The time in which the Prophet was born and raised was known as the ‘Jahilia’ (from the Arabic word ‘yejhel‘, meaning ignorance) and it was an era that held roots in paganism and barbarism. Despite this, the Arabs took pride in their poetic abilities, regularly holding competitions to showcase their poetry. From this came the seven eloquent poems known as the ‘Mu’alaqaat’ (The Suspended Odes) that were hung upon the walls of the Kaaba. It must be noted that these poems existed mainly through the oral tradition and were composed by men who had little or no knowledge of an alphabet; these were later scribed upon papyrus in gold ink by men who were hired for this very purpose.
The excellence of these poems, indicated by the grand display of them upon the walls of the Kaaba and the gold ink in which they were penned with, was by all means demoted when the Quran was revealed to the Prophet. The Prophet came forth with this book and subsequently shook the Arab world with it. It exceeded the abilities of all those who took pride in the eloquence of their tongues. It was written in refined speech, perfect prose and brought forward by a man who could not possibly have fabricated its words. The Quran addresses this in Surah Yunus when it talks of those who suggested he had fabricated it, whereby Allah (swt) then challenges them to:
“bring a chapter like this and invite whom you can besides Allah, if you are truthful.” (10:38)
Quran and the Ahlulbayt
The importance of this is that the Quran exceeded all realms of understanding and within its pages, we learn unparalleled stories and moral messages which were ultimately sent as a guidance for us. When we turn away from its pages and do not give it its full justice, we are harming ourselves by lessening our ability to take in its wonders and to look briefly at one of the final messages of the Prophet. On the day of Ghadeer, he spoke of two weighty things, the Quran and the Ahlulbayt, that “if you hold on to these valuable things, the Quran and the Ahlulbayt, you will never be lost after my death.”

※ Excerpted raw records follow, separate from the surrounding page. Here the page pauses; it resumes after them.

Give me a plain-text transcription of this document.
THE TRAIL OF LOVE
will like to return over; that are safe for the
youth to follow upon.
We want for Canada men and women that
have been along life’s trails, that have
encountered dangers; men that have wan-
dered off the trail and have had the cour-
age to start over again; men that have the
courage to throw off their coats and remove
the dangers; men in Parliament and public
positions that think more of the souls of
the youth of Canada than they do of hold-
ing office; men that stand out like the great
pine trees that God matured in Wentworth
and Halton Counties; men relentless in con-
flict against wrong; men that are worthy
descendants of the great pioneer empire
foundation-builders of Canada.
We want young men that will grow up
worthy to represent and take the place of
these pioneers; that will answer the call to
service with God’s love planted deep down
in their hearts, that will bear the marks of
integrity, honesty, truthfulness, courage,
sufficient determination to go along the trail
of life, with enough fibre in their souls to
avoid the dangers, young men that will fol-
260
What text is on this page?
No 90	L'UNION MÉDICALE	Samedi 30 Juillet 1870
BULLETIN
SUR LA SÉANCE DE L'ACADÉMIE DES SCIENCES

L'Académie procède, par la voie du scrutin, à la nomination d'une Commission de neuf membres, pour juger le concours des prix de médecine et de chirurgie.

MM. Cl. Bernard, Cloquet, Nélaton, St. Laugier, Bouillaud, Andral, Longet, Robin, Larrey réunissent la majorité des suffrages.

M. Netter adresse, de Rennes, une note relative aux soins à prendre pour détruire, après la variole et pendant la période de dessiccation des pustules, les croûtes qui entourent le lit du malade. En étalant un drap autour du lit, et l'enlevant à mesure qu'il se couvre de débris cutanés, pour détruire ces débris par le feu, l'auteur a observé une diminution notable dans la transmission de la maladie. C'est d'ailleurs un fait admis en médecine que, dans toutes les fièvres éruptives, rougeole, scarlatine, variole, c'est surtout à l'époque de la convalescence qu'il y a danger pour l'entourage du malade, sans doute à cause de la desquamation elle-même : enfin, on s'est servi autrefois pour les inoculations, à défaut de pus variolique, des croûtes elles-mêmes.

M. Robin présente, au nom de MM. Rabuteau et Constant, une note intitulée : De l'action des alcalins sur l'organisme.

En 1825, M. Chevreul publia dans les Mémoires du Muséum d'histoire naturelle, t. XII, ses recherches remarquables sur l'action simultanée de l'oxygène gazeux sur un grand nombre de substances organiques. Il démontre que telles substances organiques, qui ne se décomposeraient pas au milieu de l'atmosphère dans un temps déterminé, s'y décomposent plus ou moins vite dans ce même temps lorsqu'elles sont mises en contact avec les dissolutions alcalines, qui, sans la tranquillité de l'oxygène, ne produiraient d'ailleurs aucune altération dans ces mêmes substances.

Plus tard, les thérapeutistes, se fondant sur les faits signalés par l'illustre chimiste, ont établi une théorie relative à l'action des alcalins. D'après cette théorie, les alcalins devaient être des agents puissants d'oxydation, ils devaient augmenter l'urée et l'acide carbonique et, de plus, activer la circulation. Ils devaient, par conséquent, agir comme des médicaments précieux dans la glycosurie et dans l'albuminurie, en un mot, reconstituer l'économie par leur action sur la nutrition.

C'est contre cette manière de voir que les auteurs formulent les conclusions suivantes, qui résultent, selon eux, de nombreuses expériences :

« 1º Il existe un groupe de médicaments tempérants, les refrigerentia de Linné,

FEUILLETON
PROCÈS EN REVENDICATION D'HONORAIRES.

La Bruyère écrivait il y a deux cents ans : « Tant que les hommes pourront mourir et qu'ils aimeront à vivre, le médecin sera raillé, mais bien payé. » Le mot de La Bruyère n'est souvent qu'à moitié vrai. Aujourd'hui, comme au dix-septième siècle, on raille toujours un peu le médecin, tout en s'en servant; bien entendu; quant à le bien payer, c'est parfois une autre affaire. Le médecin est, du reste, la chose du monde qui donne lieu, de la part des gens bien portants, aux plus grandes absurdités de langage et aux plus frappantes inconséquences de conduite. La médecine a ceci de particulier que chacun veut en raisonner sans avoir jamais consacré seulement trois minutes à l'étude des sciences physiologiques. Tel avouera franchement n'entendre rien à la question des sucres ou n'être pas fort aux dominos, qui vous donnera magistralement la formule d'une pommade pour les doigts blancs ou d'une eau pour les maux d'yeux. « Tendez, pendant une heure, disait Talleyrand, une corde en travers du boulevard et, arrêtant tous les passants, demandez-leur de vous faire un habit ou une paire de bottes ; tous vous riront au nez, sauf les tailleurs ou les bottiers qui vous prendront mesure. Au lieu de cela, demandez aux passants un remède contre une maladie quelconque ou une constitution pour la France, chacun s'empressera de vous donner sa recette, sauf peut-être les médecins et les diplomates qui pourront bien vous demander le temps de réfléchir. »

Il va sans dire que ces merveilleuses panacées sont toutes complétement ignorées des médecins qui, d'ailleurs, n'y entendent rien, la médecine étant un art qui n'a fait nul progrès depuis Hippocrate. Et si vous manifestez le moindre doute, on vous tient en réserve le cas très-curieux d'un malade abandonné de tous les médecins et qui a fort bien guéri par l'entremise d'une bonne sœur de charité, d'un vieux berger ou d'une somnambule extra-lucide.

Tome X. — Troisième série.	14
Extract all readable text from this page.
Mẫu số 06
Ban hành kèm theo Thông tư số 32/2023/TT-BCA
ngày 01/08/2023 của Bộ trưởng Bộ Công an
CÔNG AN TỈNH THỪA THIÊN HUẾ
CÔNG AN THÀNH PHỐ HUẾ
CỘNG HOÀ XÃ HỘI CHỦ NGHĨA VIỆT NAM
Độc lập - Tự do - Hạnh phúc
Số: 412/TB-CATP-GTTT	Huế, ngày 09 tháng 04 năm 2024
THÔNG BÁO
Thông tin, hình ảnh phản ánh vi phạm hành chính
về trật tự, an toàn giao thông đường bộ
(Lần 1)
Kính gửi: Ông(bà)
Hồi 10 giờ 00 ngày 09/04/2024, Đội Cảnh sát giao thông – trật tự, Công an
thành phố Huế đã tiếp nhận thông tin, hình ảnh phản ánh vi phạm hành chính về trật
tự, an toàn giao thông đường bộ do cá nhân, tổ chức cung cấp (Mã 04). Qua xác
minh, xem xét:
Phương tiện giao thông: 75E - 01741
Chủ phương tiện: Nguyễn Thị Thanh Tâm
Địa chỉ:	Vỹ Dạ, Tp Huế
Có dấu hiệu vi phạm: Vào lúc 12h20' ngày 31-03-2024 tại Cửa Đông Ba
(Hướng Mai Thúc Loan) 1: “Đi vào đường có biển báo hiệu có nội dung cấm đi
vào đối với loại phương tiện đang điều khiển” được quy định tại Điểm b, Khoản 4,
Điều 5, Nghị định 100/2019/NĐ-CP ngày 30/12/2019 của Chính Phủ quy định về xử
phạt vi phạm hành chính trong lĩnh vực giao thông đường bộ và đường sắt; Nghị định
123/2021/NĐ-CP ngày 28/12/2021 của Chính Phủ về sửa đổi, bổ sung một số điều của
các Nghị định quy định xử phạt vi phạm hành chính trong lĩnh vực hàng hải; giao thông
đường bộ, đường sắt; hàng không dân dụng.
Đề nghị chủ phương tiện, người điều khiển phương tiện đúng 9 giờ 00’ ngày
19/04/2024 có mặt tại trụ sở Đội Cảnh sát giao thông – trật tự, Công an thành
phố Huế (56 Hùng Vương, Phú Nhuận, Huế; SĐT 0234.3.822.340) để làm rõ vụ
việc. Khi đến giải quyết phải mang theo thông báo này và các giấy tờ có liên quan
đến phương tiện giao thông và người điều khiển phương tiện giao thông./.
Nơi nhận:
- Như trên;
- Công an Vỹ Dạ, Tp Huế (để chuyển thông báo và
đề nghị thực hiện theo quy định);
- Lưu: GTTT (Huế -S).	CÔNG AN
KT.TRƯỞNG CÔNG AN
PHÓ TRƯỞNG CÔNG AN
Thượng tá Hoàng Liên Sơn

This brings us back to the ayah with which we started from Surat Aale Imran:
“Muhammad is but a messenger, messengers (the like of whom) have passed away before him. Will it be that, if he dies or is slain, you will turn back on your heels? He who turns back on does no hurt to Allah, and Allah will reward the thankful.”
Allah (swt) brought down this verse during battle whereby people thought that he had died. Here, He reminds the people that should Muhammad have died at this stage, then so be it, he is a messenger just like many of the messengers before him. He then poses the question – if he dies, or is killed, will you then turn back to your ways? This is the question that was as important then as it is now – with the death of the Prophet, they went back to their ways of being proud. They were barbaric, killing people left, right and centre for no reason. They would abuse the women, taking away their rights, as they did with his daughter Fatima and her inheritance of Fadak. And with us, with the absence of the Prophet in our lives, do we still live by his ways, or have we turned into people of jahiliya who worship the inanimate objects that we so often cradle within the palms of our hands.
Allah (swt) continues to say, if you do turn back, this won’t harm Allah in any way but rather that this is detrimental to ourselves. However, those of us that continue to take hold of what Allah (swt) has given us, we will be rewarded for our thankfulness and gratitude for the blessing of belief. The message here is that we need to be the people who really live by the morals that the Prophet brought to us, and not forget that his absence in our lives is a trial, to which we need to step up and face. If we are to be true Muslims, we need to embrace his traditions and ensure that we are not of those who turn back to the ways of jahiliya and become those who no longer honour the message of the Prophet.